戦死者が青き数学より出たり
sennsisha ga aoki suugaku yori detari
war dead
exit out of a blue mathematics
Literally, in given word order:
戦死者 (sennsisha) = war dead (KIA)
が (ga) = (concerning [subject]: war dead)
青き数学 (aoki suugaku) = blue/natural/of nature
but! also:
unripe/unnatural (e.g. "This fruit is still "green" [unripe, not yet ready])
+ mathematics
より (yori) = showing "like" | comparison | connection
出たり (detari) = to come out of / exit
Thanks, Richard. This is useful. It's hard for me to know how to value an interpretation or rendition because I'm never sure if the English words carry even the mood that the author conveyed in the original, let alone the meaning, which also depends on things like movement, pace and emphasis, not just the words.
青き数学 = blue mathematics. This is in no dictionary, because this collocation is the poet's neologism.
. . .
It is true that "blue" has many added meanings in English.
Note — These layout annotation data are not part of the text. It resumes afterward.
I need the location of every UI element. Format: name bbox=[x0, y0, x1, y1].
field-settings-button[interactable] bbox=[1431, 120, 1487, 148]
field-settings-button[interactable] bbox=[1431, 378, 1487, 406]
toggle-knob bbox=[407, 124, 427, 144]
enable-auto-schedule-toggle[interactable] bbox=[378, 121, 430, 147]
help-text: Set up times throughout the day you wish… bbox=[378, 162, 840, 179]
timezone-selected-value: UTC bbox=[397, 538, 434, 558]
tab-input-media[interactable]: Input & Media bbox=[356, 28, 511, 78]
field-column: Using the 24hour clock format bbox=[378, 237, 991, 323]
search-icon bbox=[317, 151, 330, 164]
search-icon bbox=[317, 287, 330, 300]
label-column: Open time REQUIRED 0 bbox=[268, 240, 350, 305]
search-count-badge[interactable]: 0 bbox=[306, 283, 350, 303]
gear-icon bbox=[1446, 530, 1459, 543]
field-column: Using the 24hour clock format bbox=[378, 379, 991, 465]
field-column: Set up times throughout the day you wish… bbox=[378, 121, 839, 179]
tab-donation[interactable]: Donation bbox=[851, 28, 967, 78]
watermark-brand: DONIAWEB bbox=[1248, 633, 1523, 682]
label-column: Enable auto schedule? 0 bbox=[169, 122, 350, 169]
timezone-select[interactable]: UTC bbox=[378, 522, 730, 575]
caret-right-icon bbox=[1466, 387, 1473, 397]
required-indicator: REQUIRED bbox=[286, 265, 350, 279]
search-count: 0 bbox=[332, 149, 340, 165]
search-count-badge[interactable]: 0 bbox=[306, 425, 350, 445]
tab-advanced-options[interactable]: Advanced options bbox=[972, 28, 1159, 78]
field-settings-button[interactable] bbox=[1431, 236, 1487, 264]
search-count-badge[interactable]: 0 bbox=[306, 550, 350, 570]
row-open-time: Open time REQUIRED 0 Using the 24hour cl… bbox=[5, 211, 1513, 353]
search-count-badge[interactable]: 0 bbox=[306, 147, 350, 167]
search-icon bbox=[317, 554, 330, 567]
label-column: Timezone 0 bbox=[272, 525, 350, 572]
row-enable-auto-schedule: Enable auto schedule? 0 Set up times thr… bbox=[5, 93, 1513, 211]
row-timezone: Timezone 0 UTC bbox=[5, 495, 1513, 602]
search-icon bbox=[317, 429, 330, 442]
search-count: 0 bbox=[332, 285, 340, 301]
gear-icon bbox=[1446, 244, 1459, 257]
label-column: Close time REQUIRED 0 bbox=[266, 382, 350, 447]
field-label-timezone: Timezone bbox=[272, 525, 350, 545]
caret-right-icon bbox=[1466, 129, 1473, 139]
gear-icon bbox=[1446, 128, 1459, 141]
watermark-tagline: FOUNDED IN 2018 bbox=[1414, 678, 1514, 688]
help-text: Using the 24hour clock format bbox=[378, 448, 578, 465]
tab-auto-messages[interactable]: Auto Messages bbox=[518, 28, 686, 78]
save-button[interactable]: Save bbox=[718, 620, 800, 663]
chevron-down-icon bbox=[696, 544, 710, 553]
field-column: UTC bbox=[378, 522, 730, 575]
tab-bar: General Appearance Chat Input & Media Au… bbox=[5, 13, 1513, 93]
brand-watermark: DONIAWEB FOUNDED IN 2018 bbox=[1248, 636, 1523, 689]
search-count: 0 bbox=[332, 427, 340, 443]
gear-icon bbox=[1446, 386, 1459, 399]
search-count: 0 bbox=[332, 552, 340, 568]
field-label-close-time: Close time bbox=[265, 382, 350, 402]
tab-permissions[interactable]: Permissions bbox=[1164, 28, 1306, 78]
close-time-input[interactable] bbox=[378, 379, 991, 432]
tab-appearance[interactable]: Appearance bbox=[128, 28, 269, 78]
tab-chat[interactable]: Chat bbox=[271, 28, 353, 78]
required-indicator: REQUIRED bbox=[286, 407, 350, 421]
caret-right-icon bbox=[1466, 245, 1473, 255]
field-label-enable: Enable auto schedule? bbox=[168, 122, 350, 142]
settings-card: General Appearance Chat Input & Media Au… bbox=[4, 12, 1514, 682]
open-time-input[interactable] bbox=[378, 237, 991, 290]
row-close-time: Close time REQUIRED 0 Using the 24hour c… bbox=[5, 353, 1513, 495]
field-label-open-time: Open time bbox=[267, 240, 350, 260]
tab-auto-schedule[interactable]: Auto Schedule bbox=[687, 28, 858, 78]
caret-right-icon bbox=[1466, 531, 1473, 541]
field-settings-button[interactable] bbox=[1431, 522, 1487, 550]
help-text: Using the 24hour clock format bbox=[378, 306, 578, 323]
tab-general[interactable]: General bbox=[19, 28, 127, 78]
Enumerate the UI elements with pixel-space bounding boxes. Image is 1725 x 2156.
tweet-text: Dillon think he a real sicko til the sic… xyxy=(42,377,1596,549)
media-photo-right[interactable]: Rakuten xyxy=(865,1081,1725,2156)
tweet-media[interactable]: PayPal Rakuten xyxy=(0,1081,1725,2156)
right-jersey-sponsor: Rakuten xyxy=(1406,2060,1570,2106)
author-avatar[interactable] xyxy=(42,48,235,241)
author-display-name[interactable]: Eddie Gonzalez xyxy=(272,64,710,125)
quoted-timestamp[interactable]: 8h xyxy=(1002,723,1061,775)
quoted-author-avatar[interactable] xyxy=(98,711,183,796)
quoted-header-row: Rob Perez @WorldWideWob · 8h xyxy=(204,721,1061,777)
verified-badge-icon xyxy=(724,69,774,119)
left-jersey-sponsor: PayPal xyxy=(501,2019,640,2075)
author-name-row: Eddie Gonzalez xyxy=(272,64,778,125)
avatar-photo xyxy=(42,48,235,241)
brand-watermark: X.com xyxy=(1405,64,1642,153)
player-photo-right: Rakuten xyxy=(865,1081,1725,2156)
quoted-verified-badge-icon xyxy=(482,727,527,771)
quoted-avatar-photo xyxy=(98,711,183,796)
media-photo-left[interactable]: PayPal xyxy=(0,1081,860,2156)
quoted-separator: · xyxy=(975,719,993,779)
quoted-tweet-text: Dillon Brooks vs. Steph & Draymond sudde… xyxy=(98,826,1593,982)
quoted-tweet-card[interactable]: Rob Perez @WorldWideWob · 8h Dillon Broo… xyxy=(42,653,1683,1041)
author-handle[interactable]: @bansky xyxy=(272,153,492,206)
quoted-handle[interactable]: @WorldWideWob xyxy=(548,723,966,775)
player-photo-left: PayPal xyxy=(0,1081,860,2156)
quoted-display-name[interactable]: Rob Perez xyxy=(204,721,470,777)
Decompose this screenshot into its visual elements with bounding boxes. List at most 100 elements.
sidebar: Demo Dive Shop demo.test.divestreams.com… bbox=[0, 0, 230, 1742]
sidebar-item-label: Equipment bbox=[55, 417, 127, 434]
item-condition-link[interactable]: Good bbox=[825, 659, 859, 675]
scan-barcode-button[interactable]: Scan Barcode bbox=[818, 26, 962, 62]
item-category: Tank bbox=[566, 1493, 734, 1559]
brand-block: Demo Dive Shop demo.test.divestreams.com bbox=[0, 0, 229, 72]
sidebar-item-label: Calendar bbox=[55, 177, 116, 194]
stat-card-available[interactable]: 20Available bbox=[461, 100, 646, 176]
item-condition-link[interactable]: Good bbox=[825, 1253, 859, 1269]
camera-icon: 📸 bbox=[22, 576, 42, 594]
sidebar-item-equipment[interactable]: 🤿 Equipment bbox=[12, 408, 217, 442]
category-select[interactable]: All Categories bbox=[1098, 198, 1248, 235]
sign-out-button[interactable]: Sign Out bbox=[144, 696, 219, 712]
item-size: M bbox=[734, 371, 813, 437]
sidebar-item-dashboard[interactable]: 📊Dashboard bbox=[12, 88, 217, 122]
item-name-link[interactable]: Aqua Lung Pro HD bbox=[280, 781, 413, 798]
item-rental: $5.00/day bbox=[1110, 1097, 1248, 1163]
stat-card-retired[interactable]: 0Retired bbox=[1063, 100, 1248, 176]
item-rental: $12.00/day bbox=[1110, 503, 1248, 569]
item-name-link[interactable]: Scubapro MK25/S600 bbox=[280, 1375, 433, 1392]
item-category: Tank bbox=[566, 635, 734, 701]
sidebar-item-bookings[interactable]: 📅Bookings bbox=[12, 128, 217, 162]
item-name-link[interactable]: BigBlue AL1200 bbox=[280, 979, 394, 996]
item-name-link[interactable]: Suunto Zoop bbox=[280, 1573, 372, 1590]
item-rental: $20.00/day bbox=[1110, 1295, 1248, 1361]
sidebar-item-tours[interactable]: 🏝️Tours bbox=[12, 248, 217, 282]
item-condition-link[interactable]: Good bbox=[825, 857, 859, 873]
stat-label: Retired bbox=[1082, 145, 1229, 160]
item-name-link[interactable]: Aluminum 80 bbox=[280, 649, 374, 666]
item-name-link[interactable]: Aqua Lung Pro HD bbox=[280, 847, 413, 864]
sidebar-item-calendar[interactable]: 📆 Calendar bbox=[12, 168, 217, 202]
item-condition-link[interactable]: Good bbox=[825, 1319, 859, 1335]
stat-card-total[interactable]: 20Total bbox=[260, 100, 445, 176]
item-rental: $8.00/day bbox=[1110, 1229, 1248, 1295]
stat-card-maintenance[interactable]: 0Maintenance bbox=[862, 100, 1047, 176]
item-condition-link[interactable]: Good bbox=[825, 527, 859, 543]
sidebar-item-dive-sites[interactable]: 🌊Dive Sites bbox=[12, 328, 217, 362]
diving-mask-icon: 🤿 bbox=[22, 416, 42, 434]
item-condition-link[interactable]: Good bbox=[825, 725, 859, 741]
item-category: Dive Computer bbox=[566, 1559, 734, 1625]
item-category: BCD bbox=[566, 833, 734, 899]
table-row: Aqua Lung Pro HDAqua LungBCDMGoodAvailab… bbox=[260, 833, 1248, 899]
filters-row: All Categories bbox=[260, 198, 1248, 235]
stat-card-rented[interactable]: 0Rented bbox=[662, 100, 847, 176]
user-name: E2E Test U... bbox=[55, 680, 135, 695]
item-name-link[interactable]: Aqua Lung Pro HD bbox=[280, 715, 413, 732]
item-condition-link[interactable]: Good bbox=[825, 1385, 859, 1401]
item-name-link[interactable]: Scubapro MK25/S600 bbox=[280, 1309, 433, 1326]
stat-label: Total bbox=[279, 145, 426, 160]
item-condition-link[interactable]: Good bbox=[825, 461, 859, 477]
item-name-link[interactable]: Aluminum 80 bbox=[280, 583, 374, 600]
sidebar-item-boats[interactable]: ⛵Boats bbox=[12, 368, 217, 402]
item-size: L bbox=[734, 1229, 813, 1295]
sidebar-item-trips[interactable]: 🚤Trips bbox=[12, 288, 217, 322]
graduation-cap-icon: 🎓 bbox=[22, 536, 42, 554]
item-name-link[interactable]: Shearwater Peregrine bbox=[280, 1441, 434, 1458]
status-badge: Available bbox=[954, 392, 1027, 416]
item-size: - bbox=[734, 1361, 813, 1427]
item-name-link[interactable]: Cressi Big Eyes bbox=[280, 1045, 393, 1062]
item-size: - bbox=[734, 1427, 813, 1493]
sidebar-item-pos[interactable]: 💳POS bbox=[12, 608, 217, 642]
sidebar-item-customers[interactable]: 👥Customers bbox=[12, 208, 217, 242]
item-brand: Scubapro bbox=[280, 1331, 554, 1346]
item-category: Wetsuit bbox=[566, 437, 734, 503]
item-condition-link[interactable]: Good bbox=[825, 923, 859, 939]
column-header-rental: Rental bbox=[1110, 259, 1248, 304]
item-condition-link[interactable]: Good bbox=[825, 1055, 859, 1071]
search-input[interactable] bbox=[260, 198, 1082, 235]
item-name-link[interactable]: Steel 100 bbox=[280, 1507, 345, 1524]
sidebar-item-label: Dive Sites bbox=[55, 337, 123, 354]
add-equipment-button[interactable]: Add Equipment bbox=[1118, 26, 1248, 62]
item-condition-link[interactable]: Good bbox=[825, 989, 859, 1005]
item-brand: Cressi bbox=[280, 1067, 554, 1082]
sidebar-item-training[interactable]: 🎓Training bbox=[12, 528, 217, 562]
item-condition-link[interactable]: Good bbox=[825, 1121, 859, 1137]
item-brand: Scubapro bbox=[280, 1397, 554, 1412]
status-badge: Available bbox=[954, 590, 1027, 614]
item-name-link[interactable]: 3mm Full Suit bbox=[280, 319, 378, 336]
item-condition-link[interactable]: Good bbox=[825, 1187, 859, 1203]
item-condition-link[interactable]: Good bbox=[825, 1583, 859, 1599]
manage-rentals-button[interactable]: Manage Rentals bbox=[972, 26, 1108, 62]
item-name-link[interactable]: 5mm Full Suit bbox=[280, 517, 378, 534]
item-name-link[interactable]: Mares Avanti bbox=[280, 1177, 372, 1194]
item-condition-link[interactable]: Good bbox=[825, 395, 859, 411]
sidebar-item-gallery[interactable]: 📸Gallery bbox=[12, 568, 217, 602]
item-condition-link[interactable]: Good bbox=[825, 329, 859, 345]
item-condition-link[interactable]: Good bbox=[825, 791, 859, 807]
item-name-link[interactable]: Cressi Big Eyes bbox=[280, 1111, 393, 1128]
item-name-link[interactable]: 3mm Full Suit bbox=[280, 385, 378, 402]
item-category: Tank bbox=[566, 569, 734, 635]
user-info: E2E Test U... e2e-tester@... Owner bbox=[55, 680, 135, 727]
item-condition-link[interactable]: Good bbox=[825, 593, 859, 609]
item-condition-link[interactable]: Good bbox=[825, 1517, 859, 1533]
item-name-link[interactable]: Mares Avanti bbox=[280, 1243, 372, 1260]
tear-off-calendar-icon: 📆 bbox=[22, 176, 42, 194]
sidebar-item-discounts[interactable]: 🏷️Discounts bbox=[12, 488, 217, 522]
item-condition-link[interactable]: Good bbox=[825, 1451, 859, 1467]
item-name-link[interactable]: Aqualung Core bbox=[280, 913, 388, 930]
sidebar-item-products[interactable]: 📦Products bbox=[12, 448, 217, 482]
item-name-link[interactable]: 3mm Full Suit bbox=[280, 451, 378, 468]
But then, "blue" (as "aoi") has many different meanings in Japanese, as well. In English, blue is a color of nature (ocean, sky) but also the "blue" of the blues, of sadness, tragedy, depression. In other words it (like "aoi") offers contrary, contrastive or contradictory meanings. so the use of "blue" for "blue" in Japanese is actually the only interpretive move, in the translation. The signifiers differ yet in both languages they are semantically complex and paradoxical or agonistic (polarized); a different poem is created, yet with a similar sense of agon, tension .
And that, above, too.
Yes, blue has many hues and many associations, but why has the poet chosen 'a blue mathematics'? When two words are put together like this, each changes the other. In relation to mathematics, my experience of 'blue' (in my imagination) becomes colder (is this just me, just a personal peculiarity?) It also becomes more the blue of distance (the further away things are ...like hills ...the more blue they appear to be to the human eye) What I'm trying to say is that 'mathematics' must have an effect on how we experience 'blue', on what sort of blue we bring to mind, it's not just the other way around ('blue' as adjective qualifies 'mathematics' as noun)
出たり (detari) = to come out of / exit
Who is coming out of, exiting, leaving? (genuine question! ) Could it be the author/ poet himself, the one reflecting on the subject of the 'war dead'? Or is it the 'war dead' who leave, exit, the last of their existence being as numbers accounted for in records? Becoming a number as well as being dead seems to make those people ('the war dead' ... no names, nobody's son etc. ,nothing personal) into abstractions, but then...
Or do they return to mind, come out of abstraction as 'the war dead', individually and in groups, into the memories of the living? Come out of, exit the cold, distant numbers of the death toll and haunt the living? Weigh on the poet's mind?
Blue with associations of cold and the colour of distant things, mathematics as measurement (and "measurement began our might" or the like from Yeats). The colour blue measured as having a shorter wavelength and higher frequency than all other visible colours apart from violet since the C19 (so, though 'leaving' the visible spectrum , not as far toward the end as violet ... & therefore more present than Dickinson's 'amethyst remembrance' that Sandra mentioned)
I'm a bit like Paul M. The childhood fairytale that's lasted in my mind is 'The Emperor's New Clothes', so I admit to a chuckle at Paul M.'s "no pants" comment.

The reality, though, is that I'm more open to this 'war dead' ku than I am to many relatively contemporary American 'war dead' haiku, which strike me as sentimental and manipulative of the reader and all much the same.
For me, this poem is cold and mysterious, with a haunting quality. I can't say I get it but I can't dismiss it. I know how I feel when I recall how many horses were killed in WW1. And how many Australian horses. The numbers are a cold weight.
Why is the mathematics blue, though? I can't fathom that any more than I can fathom the convention, in traditional Japanese verse, of having the autumn wind as white.
But I've not seen any objections to 'white wind' as a kigo.
Forgive the musings and stumblings and rambling ... it's all I can offer, it's where I am with this one.